Film-forming Properties. It creates a thin film on the skin that can help protect and isolate the skin, enhancing the longevity of applied cosmetic products.
Shine Control. It helps control skin shine, reducing the glossy appearance and improving the overall aesthetic look of makeup.
Uniform Pigment Distribution. It helps to evenly distribute pigments in a formula, ensuring consistent and uniform color.
Stability and Durability. It contributes to the stability of cosmetic formulations and can increase the durability of the final product, holding up better over time.
References_____________________________________________________________________
(1) Frazer RQ, Byron RT, Osborne PB, West KP. PMMA: an essential material in medicine and dentistry. J Long Term Eff Med Implants. 2005;15(6):629-39. doi: 10.1615/jlongtermeffmedimplants.v15.i6.60. PMID: 16393131.

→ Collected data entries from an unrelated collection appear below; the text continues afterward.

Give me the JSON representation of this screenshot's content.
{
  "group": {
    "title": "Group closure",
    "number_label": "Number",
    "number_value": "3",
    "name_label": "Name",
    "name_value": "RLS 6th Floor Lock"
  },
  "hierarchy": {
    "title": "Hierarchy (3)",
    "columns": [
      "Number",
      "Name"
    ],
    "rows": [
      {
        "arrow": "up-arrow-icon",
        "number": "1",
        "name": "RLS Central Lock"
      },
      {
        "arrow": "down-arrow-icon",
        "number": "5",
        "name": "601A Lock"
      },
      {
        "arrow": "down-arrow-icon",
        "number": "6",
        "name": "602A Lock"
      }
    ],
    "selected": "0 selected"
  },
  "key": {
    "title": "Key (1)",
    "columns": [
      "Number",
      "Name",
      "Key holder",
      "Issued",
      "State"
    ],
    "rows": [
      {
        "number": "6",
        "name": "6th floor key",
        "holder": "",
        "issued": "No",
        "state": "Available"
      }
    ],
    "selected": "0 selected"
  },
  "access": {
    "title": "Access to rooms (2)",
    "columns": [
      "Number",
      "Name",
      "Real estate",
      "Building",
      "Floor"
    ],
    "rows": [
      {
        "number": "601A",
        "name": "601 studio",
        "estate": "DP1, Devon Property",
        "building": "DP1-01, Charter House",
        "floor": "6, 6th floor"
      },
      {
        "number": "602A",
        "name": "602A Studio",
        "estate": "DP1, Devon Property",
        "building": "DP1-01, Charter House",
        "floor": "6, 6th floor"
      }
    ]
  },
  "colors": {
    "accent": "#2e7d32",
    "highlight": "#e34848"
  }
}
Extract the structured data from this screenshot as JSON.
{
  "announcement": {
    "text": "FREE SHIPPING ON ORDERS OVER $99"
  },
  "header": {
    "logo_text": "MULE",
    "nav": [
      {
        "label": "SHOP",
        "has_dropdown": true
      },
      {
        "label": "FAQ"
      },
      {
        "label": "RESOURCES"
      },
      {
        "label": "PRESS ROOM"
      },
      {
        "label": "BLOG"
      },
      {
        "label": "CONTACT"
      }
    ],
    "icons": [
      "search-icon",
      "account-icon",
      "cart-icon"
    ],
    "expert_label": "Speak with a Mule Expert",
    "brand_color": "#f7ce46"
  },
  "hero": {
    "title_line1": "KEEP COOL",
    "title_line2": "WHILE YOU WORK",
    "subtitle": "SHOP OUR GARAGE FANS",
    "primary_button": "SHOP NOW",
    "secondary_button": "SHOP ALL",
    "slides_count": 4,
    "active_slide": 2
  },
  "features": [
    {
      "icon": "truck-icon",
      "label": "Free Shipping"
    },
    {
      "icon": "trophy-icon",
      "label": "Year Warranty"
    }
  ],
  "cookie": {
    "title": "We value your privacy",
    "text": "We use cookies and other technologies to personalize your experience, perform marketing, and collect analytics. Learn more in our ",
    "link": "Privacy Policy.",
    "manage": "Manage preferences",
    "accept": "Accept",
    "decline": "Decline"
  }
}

Abstract. The first use of polymethyl methacrylate (PMMA) as a dental device was for the fabrication of complete denture bases. Its qualities of biocompatibility, reliability, relative ease of manipulation, and low toxicity were soon seized upon and incorporated by many different medical specialties. PMMA has been used for (a) bone cements; (b) contact and intraocular lens; (c) screw fixation in bone; (d) filler for bone cavities and skull defects; and (e) vertebrae stabilization in osteoporotic patients. The many uses of PMMA in the field of medicine will be the focus of this review, with particular attention paid to assessing its physical properties, advantages, disadvantages, and complications. Although numerous new alloplastic materials show promise, the versatility and reliability of PMMA cause it to remain a popular and frequently used material.
Bettencourt, A., & Almeida, A. J. (2012). Poly (methyl methacrylate) particulate carriers in drug delivery. Journal of microencapsulation, 29(4), 353-367.
Abstract. Poly(methyl methacrylate) (PMMA) is one of the most widely explored biomedical materials because of its biocompatibility, and recent publications have shown an increasing interest in its applications as a drug carrier. PMMA-based particulate carriers (PMMAP) can be prepared either by polymerization methods or from pre-formed polymer-based techniques. Potential biomedical application of these particles includes their use as adjuvant for vaccines and carrier of many drugs as antibiotics and antioxidants via different routes of administration. Release of drugs from PMMAP occurs typically in a biphasic way with an incomplete drug release. To improve release profiles, recent strategies are focusing on increasing polymer hydrophilicity by synthesizing functionalized PMMA microspheres or by formulating PMMA composites with hydrophilic polymers. This review examines the current status of preparation techniques, drug release kinetics, biomedical applications and toxicity of these nano/micro PMMA-based particulate carriers.